言葉がけひとつで、子どもが「自信」をつけたエピソード

  言葉がけについては、以前、とても印象的なことがありました。
  お父さんが外国人の幼稚園児だったのですが、髪の毛が日本の子どもとは違って、チリチリに盛り上がっていました。
  この年頃の子どもは、見た目の違いで明らかに差別をしてきます。
  おそらくその子も、幼稚園で相当からかわれたのでしょう。
  泣きながら私に、「幼稚園に行きたくない」と訴えてくるのです。

  私は、その子にこう言ってあげました。

「なんで~、かわいいじゃない。いまの芸能人を見てごらん。あなたみたいな髪の毛をした子が大勢いるから。みんな、わざわざあのような髪型にしているんだけれど、あなたはもともとそういう髪型なんだから、トクしてるじゃない」

  その後、次のようにもつけ加えました。

「もし、その髪型をからかってくる子どもがいたら、『私の頭から火が出てこんな髪型になっているんだから、あまりからかうと、そのうち頭から火が出るぞ~』と言って脅かしてやりなさい」

  1年後、またその子に会いました。
  とても元気でした。
  幼稚園にも楽しく通っています。
  からかってきた子どもたちになんて言ったのか、と聞いてみたら、
「頭から煙が出て、爆発するぞ~」
  と言ったのだそうです。

  そのひと言で、他の子たちは2度とその子のことをからかうようなことはしなくなったそうです。

  本当に、ちょっとしたことではあるのですが、こうしてその子は自信を持つようになりました。

これからのキーワードは「生き抜く力」

  言葉の力は、人が生き抜いていくうえでとても大切です。
  そのことを、この子は小さいながらも学んだのではないでしょうか。

  これからの時代、「生き抜く力」がとても大事です。
  世の中はどんどんグローバル化が進み、競争が激しくなってきています。

  就職するにしても、非常に厳しい時代がやってきました。
  かつての高度経済成長期のように、日本国内には常に就職口があり、誰もが安定した生活を送ることができるという時代は、もうとっくに過去のものです。

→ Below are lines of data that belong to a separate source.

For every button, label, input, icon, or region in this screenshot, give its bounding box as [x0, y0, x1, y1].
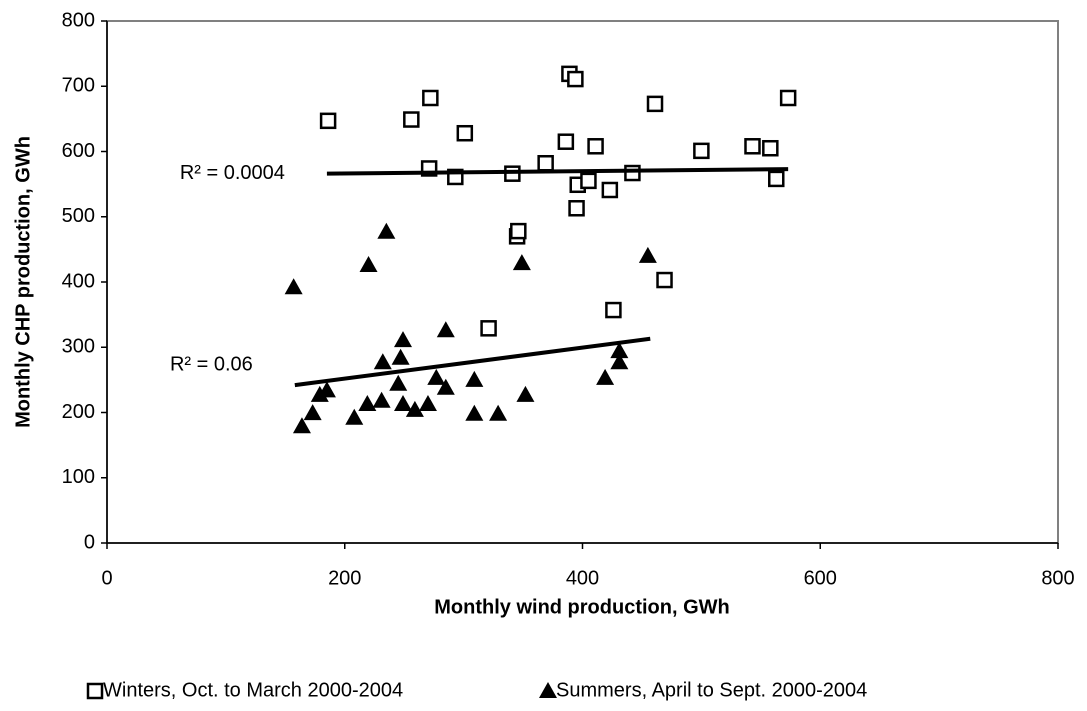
y-tick-label: 600 [62, 140, 95, 162]
point [436, 378, 455, 395]
x-tick-label: 600 [804, 567, 837, 589]
point [762, 139, 779, 157]
plot-border [106, 20, 1059, 544]
point [317, 381, 336, 398]
point [693, 142, 710, 160]
point [373, 353, 392, 370]
point [557, 133, 575, 150]
point [436, 321, 455, 338]
point [391, 348, 410, 365]
point [768, 170, 785, 188]
x-tick-label: 800 [1041, 567, 1074, 589]
point [624, 164, 641, 182]
y-tick-label: 300 [62, 336, 95, 358]
x-tick-label: 400 [566, 567, 599, 589]
point [427, 368, 446, 385]
point [596, 368, 615, 385]
y-tick-label: 500 [62, 205, 95, 227]
x-tick-label: 200 [328, 567, 361, 589]
point [393, 395, 412, 412]
point [744, 138, 761, 155]
point [537, 154, 554, 172]
point [403, 111, 420, 128]
point [319, 112, 337, 130]
y-tick-label: 700 [62, 75, 95, 97]
point [389, 374, 408, 391]
point [510, 222, 527, 240]
point [292, 417, 311, 434]
x-axis-title: Monthly wind production, GWh [434, 596, 730, 618]
legend-marker [86, 682, 104, 700]
trend-line [294, 336, 651, 388]
point [377, 222, 396, 239]
point [587, 138, 604, 155]
point [393, 331, 412, 348]
point [610, 353, 629, 370]
point [456, 124, 474, 142]
y-tick-label: 0 [84, 531, 95, 553]
r2-label: R² = 0.0004 [180, 162, 285, 184]
y-tick-label: 200 [62, 401, 95, 423]
legend-label: Summers, April to Sept. 2000-2004 [556, 679, 867, 701]
point [465, 404, 484, 421]
y-tick-label: 800 [62, 9, 95, 31]
point [779, 89, 797, 107]
point [418, 395, 437, 412]
point [656, 271, 673, 289]
point [601, 181, 619, 199]
point [580, 172, 597, 190]
legend-marker [539, 682, 557, 698]
y-tick-label: 100 [62, 466, 95, 488]
point [465, 370, 484, 387]
trend-line [326, 167, 789, 176]
point [422, 89, 439, 107]
point [284, 278, 303, 295]
point [345, 408, 364, 425]
r2-label: R² = 0.06 [170, 353, 253, 375]
point [638, 246, 657, 263]
point [310, 385, 329, 402]
point [516, 385, 535, 402]
point [512, 254, 531, 271]
point [610, 342, 629, 359]
legend-label: Winters, Oct. to March 2000-2004 [103, 679, 403, 701]
point [480, 320, 497, 337]
point [568, 200, 585, 217]
x-tick-label: 0 [101, 567, 112, 589]
point [567, 70, 584, 88]
point [359, 256, 378, 273]
point [358, 395, 377, 412]
y-tick-label: 400 [62, 270, 95, 292]
point [489, 404, 508, 421]
y-axis-title: Monthly CHP production, GWh [12, 136, 34, 428]
point [646, 95, 664, 113]
point [605, 301, 622, 319]
point [405, 400, 424, 417]
point [303, 404, 322, 421]
point [372, 391, 391, 408]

  今後は、就職先を海外に求めなければならない時代がくるかもしれません。

  そのようなとき、単に学校の成績がいいというだけでは、とても通用しません。
  どんな状況下であっても、生き抜いていくことのできる、強い子どもを育てる必要があります。

  幼児教育に熱心な親もいますが、ほかにも大事なことはたくさんあります。

  勉強は、後からでもなんとかなる。それよりも、子どもが自分の力で生き抜いていく力を身につけさせましょう。

  そのためには、子どもへの言葉がけをきちっと行い、言葉の力を身につけさせること。
  それができれば、育てるのが難しいと言われる男の子も、すくすく育っていくはずです。

【お詫び】このページの中ほどに食物アレルギーの方々に対する配慮を欠いた記述がありましたので、該当部分を削除して、お詫びいたします。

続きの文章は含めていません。